Building a faster hash table for high performance SQL joins

  • Since the blog post mentioned a PR to replace linear probing with Robin Hood, I just wanted to mention that I found bidirectional linear probing to outperform Robin Hood across the board in my Java integer set benchmarks:

    https://github.com/senderista/hashtable-benchmarks/blob/mast...

    https://github.com/senderista/hashtable-benchmarks/wiki/64-b...

  • I always enjoy reading stuff written by Andrey, he's a brilliant fellow for sure.

    Can highly recommend his personal blog as well: https://puzpuzpuz.dev/

  • From article

    "Imagine that we run this query over a few hundred million rows. This means at least a few hundred million hash table operations. As you might imagine, a slow hash table would make for a slower query. A faster hash table? Faster queries!"

    I'll read the article properly after this, this is just a quick skim, but I can't see this quote can be correct. Unless I'm missing something, hashing function is fast compared to random bouncing around inside ram – very much faster then random memory accesses. So I can't see how it make a difference.

    Okay, I'll read the article now…

    Edit:

    "If you insert "John" and then "Jane" string keys into a FastMap, then that would later become the iteration order. While it doesn't sound like a big deal for most applications, this guarantee is important in the database world.

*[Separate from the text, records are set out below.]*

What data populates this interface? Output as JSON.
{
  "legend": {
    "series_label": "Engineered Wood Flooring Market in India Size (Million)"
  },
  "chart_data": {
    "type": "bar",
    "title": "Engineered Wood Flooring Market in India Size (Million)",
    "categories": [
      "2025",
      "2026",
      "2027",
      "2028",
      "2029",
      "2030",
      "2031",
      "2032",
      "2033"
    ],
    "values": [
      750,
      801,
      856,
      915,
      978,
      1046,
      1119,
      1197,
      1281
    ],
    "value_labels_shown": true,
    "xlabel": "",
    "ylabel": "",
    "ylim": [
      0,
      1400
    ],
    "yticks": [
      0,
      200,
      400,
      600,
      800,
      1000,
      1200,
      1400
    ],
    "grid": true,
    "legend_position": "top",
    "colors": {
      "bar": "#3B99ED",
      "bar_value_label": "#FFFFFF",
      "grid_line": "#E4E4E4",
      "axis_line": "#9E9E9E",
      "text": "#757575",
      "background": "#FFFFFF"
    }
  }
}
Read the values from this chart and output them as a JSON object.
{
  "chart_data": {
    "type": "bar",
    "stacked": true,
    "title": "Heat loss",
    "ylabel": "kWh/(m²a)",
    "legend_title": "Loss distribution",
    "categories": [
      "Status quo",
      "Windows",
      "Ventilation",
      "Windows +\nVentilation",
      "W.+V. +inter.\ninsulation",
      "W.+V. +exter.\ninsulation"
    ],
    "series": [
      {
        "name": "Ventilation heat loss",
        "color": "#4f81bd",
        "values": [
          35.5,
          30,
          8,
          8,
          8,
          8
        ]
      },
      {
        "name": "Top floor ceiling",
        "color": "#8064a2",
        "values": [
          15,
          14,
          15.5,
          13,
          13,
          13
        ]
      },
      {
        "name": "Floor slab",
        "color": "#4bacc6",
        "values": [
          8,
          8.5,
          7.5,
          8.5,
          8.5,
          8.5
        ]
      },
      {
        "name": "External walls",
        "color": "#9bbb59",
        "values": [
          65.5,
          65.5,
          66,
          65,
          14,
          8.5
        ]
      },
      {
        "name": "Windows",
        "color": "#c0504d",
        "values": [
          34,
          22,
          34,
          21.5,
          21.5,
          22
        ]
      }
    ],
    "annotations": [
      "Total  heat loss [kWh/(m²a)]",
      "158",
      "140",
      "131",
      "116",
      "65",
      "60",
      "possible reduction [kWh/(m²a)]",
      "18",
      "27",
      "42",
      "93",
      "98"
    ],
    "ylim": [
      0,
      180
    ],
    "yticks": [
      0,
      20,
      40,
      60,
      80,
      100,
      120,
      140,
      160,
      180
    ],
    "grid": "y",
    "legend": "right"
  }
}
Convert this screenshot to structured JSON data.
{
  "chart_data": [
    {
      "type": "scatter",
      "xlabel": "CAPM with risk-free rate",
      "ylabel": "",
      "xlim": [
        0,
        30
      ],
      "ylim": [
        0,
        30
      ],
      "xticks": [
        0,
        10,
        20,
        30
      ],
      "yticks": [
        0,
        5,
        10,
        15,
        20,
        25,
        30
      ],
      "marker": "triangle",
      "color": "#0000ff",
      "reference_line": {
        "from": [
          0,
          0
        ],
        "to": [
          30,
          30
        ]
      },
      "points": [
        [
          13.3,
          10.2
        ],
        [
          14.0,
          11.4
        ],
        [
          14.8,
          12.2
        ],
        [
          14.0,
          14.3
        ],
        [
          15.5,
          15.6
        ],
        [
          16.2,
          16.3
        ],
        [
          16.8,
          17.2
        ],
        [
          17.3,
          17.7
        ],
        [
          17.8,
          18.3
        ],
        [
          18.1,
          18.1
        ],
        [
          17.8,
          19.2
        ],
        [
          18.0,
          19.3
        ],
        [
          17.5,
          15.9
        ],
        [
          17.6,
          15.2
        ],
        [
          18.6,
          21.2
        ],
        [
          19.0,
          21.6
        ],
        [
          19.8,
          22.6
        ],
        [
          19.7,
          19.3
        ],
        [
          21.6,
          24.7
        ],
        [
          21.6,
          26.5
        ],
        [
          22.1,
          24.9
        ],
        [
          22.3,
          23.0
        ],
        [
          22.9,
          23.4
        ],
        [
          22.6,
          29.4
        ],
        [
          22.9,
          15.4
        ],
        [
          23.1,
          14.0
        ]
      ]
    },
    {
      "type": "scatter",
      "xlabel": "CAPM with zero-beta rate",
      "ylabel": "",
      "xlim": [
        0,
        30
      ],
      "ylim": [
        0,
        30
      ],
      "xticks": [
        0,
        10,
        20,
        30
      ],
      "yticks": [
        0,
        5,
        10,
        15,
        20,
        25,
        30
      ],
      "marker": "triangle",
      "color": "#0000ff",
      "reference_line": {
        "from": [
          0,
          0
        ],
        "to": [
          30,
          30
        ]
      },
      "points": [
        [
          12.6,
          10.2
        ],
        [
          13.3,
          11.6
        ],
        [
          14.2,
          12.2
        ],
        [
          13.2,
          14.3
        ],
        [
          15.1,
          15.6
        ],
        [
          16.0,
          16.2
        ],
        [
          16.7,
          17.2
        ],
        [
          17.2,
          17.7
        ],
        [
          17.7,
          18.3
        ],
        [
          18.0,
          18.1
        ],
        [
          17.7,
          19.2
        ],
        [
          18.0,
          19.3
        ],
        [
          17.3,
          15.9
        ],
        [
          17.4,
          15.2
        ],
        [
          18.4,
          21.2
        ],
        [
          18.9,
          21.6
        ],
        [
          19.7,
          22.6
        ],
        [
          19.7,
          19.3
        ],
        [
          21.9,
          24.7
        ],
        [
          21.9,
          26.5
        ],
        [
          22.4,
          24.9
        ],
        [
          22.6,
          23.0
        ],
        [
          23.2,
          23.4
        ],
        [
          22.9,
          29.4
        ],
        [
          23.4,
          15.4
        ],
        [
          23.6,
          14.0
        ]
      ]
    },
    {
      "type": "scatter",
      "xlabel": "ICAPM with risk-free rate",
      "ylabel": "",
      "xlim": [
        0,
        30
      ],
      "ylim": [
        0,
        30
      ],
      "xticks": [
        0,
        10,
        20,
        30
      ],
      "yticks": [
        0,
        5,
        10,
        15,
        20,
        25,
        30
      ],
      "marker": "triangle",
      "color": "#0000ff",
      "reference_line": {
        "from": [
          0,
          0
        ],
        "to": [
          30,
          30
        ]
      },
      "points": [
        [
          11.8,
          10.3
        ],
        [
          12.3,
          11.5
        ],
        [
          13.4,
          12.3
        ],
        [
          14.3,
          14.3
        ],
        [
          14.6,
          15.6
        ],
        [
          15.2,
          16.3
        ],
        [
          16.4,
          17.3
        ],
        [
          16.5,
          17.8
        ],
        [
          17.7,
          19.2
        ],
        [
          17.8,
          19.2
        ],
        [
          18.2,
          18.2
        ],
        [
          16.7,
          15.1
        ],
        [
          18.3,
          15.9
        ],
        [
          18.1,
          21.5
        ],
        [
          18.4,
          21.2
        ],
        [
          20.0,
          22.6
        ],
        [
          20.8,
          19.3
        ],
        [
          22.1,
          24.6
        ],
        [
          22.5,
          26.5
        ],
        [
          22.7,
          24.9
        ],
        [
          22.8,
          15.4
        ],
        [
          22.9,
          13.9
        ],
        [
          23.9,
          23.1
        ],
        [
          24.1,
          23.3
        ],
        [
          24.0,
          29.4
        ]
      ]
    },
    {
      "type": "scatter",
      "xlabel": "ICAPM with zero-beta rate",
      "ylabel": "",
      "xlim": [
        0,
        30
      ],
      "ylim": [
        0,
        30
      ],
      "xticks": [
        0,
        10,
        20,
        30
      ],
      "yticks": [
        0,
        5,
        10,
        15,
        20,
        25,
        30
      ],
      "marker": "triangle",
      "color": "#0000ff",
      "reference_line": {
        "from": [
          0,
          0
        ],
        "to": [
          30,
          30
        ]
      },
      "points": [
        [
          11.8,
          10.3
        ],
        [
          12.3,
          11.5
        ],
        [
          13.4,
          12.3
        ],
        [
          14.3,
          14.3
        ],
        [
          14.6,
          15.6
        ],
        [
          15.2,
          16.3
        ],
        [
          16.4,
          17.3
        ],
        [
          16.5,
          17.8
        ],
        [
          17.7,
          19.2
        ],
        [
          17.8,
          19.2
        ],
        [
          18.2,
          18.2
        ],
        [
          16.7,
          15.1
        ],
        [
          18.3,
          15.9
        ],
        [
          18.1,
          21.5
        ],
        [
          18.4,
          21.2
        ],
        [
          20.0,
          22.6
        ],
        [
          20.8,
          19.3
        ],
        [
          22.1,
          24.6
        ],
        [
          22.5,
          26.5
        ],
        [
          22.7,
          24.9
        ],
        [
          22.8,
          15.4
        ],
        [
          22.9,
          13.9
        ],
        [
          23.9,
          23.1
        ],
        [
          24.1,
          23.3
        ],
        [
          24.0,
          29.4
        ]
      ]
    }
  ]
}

    If the underlying table data or index-based access returns sorted data, then we may want to keep the order to avoid having to sort the result set. This is helpful in case of a query with an ORDER BY clause. Performance-wise, direct iteration over the heap is also beneficial as it means sequential memory access."

    but "...if the underlying table data or index-based access returns sorted data..." Then you've got sorted data, in which case use a merge join instead of a hash join surely.

  • Hi, I'm curious how you deal with the potential for hash collisions across a large data set - is that a post-join check?

  • Serious question, if performance is the lynchpin, why write it in Java?

    Especially considering they use unsafe "heavily", for big joins they could easily just call out to some native code if the surrounding code reaaaaally must be Java (again, why?). It's the worst of both worlds using unsafe Java: you don't get native speed, there's loads of memory overhead from everything being an Object (besides the rest of the VM stuff), and get to "enjoy" GC pauses in the middle of your hot loops, and with fewer safety guarantees than something like Rust.